Heide Tymko of St. Paul, Alta., was Curtis’s partner judging and moving the cattle around the show ring. Tymko said the participants learn teamwork, confidence, grooming, clipping and marketing skills, as well as judging.
A professional judged each judge and ring man team as part of the Western Canadian Team Judging Show Ring Finals.
Dawn Wilson, one of the volunteers who helped organize the show, said the goal is to host a fun event that will encourage the next generation of cattle producers to stay in the industry.
“We want to create enthusiasm in our industry,” said Wilson, an alumni of the Canadian National Junior All Breeds show.
“If you create enthusiasm, they will return.”
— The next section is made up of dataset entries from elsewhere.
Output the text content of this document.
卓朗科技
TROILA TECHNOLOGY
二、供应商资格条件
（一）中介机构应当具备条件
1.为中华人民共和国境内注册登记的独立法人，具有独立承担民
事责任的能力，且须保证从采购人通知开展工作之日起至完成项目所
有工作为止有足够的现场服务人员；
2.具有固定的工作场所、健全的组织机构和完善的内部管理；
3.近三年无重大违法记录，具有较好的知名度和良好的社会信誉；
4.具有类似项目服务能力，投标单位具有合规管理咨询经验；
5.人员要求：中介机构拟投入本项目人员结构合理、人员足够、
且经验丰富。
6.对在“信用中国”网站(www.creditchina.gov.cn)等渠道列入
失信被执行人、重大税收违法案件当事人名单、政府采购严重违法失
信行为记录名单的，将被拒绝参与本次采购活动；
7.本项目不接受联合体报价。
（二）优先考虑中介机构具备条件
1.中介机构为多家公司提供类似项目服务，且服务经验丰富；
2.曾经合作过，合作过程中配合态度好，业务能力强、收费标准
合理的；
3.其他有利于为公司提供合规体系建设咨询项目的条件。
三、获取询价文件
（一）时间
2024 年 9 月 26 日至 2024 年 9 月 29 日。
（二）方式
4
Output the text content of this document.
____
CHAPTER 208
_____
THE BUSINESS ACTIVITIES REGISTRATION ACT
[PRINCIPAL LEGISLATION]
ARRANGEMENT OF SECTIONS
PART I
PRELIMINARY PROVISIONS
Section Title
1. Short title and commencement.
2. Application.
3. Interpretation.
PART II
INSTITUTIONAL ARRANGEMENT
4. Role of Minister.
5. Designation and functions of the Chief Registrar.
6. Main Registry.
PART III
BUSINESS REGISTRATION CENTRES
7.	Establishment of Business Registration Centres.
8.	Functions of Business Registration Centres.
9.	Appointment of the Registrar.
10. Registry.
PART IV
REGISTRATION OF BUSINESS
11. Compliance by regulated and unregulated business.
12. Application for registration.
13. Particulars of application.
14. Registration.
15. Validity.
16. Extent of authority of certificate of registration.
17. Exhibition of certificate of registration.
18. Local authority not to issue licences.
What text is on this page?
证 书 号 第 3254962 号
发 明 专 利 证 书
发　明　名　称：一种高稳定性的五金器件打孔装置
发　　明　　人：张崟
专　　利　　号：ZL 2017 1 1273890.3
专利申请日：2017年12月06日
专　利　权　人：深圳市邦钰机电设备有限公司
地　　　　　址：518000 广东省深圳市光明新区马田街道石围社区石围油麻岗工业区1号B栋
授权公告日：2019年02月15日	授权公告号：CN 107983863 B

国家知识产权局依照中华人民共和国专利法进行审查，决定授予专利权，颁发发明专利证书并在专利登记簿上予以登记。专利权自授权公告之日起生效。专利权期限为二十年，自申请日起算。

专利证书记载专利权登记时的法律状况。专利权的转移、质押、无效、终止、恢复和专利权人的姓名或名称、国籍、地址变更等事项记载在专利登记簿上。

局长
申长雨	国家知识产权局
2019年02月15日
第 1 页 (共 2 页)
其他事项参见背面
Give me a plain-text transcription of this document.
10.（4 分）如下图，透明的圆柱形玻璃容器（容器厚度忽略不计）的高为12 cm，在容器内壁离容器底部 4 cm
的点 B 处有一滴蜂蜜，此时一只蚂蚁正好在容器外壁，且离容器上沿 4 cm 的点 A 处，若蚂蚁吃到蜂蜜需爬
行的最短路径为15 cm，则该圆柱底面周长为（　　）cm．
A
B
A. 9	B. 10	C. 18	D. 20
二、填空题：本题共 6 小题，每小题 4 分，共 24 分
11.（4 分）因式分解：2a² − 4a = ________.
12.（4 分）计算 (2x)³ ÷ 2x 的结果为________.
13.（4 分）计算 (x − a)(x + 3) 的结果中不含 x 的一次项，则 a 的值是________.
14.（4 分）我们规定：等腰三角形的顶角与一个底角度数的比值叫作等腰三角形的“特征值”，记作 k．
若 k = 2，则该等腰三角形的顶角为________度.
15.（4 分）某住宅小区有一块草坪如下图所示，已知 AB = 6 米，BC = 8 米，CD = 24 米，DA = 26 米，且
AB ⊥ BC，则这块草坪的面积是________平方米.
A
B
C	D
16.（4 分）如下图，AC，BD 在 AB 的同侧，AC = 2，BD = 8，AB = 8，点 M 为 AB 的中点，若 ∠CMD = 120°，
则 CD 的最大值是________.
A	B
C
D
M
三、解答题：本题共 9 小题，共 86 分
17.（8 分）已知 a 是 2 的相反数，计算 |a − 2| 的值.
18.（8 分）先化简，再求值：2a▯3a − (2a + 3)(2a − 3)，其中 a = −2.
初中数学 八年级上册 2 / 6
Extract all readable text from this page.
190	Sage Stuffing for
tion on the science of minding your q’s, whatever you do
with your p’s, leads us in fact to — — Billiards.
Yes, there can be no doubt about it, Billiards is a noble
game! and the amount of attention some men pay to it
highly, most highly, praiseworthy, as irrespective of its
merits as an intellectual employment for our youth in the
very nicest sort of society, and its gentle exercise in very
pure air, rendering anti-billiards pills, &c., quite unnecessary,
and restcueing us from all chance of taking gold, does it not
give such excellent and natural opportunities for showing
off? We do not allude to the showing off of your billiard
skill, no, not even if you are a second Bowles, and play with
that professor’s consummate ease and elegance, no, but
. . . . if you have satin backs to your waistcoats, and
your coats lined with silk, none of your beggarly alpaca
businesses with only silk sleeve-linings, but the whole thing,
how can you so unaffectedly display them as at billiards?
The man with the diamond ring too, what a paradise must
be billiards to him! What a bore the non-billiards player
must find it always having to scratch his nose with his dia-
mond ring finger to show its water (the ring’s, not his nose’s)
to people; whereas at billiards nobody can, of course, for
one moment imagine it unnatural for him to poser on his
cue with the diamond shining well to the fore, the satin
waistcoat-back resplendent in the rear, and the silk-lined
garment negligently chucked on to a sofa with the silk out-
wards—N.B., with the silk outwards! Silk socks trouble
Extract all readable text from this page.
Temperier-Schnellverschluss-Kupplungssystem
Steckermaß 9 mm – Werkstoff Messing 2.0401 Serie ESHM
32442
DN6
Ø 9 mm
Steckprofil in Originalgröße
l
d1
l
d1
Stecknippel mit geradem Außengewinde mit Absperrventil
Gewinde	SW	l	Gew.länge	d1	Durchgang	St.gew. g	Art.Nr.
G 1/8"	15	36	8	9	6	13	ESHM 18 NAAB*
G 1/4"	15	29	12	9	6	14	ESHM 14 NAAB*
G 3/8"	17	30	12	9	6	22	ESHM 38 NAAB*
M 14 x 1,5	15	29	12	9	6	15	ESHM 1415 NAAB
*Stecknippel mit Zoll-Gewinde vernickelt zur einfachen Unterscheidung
The Junior All Breeds show began in 1984 and attracts participants from across the Prairies.
“Our show is the reflection of the success and genuine desire to be involved in our industry,” said show organizer Jackie Northey.
More than 45 children nine and younger took part in this year’s peewee event. They will eventually move up to junior and senior levels, gaining confidence and skills in cattle showing and judging.
“Over time these kids will be our leaders,” Northey said.